Alveda King: we have lawlessness b/c we don’t value life from conception
MLK niece Alveda King addressed the Charleston, South Carolina church shooting this weekend at a march against abortion in Selma, Alabama whose message was Black Women Matter. Black leaders from across the nation attended the March in Selma to expose a possible racial motive for not enforcing abortion laws. According to organizer, Catherine Davis, over…
MLK niece Alveda King addressed the Charleston, South Carolina church shooting this weekend at a march against abortion in Selma, Alabama whose message was Black Women Matter.
Black leaders from across the nation attended the March in Selma to expose a possible racial motive for not enforcing abortion laws.
According to organizer, Catherine Davis, over 300 people attended the event on Juneteenth 2015.
Davis is the founding member of the National Black Pro-Life Coalition and president of The Restoration Project.
Also in attendance was Charmaine Yoest resident & CEO of Americans United for Life (AUL), who posted this statement on Facebook, “What a morning. Marching across the famous Edmund Pettus Bridge in Selma with my friends Catherine Davis, Alveda King and Star Parker. We went to Selma to say #blackwomenmatter. To call on state officials across the country to enforce the laws against illegal abortion clinics.”
The Black leaders and all those who attended were calling for the laws that regulate abortion and abortion clinics in the state to be enforced.
They claim that the reason enforcement may not be happening is because the women going to certain abortion facilities are Black or Brown minority.
https://youtu.be/ZMOpBaq-hIk
“We’re hoping to call attention to the fact that the states are turning a blind eye to abortionists that are breaking the laws of the state,” Davis said.
Davis pointed to Dr. Samuel Lett of the Central Alabama Women’s Clinic which she says is performing enough abortions to require his clinic to come under state licensure.
She told Life Dynamics that after a pro-life group filed a complaint against the Selma abortion facility, the state refused to to enforce the law.
“Why aren’t they enforcing these laws?” Davis said she asked herself.
“And the only common denominator I could see is that the majority of women going into those abortion clinics are black or brown,” she said.
Following the march, Catherine was interviewed during the July 2015 Life Talk show which you can view below:
According to a report in the Selma Times Journal:
- Leaders of The Selma Project said they have evidence that the Central Alabama Women’s Clinic, which is operated by Dr.

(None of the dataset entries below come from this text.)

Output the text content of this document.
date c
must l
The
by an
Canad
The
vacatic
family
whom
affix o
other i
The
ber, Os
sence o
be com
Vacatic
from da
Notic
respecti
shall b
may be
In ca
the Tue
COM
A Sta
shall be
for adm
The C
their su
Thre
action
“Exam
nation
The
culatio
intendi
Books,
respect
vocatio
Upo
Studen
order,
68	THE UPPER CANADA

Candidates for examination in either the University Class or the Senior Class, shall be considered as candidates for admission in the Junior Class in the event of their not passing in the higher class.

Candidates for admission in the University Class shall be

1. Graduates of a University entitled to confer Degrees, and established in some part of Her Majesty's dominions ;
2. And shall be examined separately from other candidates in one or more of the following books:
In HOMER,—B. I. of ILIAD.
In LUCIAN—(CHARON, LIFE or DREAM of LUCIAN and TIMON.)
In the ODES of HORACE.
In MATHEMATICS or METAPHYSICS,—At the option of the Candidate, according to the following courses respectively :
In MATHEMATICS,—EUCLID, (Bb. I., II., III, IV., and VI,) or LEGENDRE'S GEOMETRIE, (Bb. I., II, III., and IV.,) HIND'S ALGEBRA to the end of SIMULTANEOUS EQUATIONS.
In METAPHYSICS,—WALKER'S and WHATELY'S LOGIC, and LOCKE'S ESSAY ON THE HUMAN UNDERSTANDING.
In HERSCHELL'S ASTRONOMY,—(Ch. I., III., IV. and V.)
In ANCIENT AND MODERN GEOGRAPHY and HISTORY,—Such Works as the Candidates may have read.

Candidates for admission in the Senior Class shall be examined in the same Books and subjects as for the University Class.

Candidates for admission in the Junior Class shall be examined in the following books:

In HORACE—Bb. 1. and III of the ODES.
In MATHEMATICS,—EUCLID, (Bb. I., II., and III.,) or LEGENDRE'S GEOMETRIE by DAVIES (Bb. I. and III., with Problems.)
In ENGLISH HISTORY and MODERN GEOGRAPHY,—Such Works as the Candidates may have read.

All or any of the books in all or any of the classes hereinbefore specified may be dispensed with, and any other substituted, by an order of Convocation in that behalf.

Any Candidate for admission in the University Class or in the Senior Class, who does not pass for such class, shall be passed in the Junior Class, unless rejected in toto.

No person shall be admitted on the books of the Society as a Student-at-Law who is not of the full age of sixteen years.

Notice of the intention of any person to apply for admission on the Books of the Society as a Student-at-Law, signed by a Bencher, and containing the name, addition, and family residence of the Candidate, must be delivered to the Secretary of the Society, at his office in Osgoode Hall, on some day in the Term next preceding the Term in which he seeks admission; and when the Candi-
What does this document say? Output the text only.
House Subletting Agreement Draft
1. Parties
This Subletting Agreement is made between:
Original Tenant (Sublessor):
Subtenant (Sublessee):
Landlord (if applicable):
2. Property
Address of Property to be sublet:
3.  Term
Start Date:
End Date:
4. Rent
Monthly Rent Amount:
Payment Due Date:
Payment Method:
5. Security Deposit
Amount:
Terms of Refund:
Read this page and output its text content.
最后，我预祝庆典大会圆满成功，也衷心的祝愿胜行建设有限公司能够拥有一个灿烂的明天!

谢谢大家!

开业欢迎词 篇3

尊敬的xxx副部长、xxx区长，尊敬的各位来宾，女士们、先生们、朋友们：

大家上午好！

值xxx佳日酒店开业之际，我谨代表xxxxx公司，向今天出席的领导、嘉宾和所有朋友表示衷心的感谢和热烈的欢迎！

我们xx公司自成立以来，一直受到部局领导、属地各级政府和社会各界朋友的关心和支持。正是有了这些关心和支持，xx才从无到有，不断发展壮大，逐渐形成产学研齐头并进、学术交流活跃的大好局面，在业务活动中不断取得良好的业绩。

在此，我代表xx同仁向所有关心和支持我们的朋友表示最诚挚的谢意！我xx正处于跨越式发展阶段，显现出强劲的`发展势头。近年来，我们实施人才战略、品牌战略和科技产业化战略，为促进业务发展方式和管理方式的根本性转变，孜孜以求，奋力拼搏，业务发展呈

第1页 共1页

Samuel Lett, performs more than nine abortions each month, which would require it to fall under state regulations as an abortion clinic.
An Alabama Department of Public Health investigation into the clinic failed to find evidence of wrongdoing, but protesters are demanding a more thorough look.
Protesters at the march said that the Alabama Department of Public Health needs to take a deeper look at the possible illegal activities going.
“We don’t believe the Alabama Department of Public Health actually did an investigation,” said Davis.
“In my mind, if they had simply sat in front of his clinic when the complaint was first filed they could’ve seen for their own eyes women going in pregnant and coming out not,” she told the paper.
“They would schedule as many abortions as we made,” Father Terry Gensemer, national director of Charismatic Episcopal Church for Life said. “Their familiarity with just talking about abortion with the way they schedule them … that language is just too familiar.”
Alveda King, the niece of Dr. Martin Luther King, Jr., attended the march and spoke to the crowd, “If anyone wants to know why we are here today, it’s because black women matter, black lives matter, black babies matter, all lives matter to God,” King said at a short press conference after protesters finished their march.
King spoke about peace to the media from the rally following the horrific shooting of nine Black church members in Charleston, South Carolina.
“If we think about what happened in Charleston. If we think about why we are marching today, saying, Black Women Matter. We forgive Dr. Lett of all the harmful practices an abortion clinic for instance, but, that doesn’t mean that they don’t have to stop,” King said.
Alveda King added, “We have lawlessness right now. And I say again for lack of appreciation for life from conception from the instant a person is conceived until natural death. That is my work at Priests for Life. That is my work as a minister of the Gospel of Jesus Christ. That is my work as a human being to first love others and then be loved.”
Catherine Davis will be a guest on Life Dynamics’ pro-life TV show, Life Talk TV for their July 2015 episode, where she will give the viewers a detailed update on the march.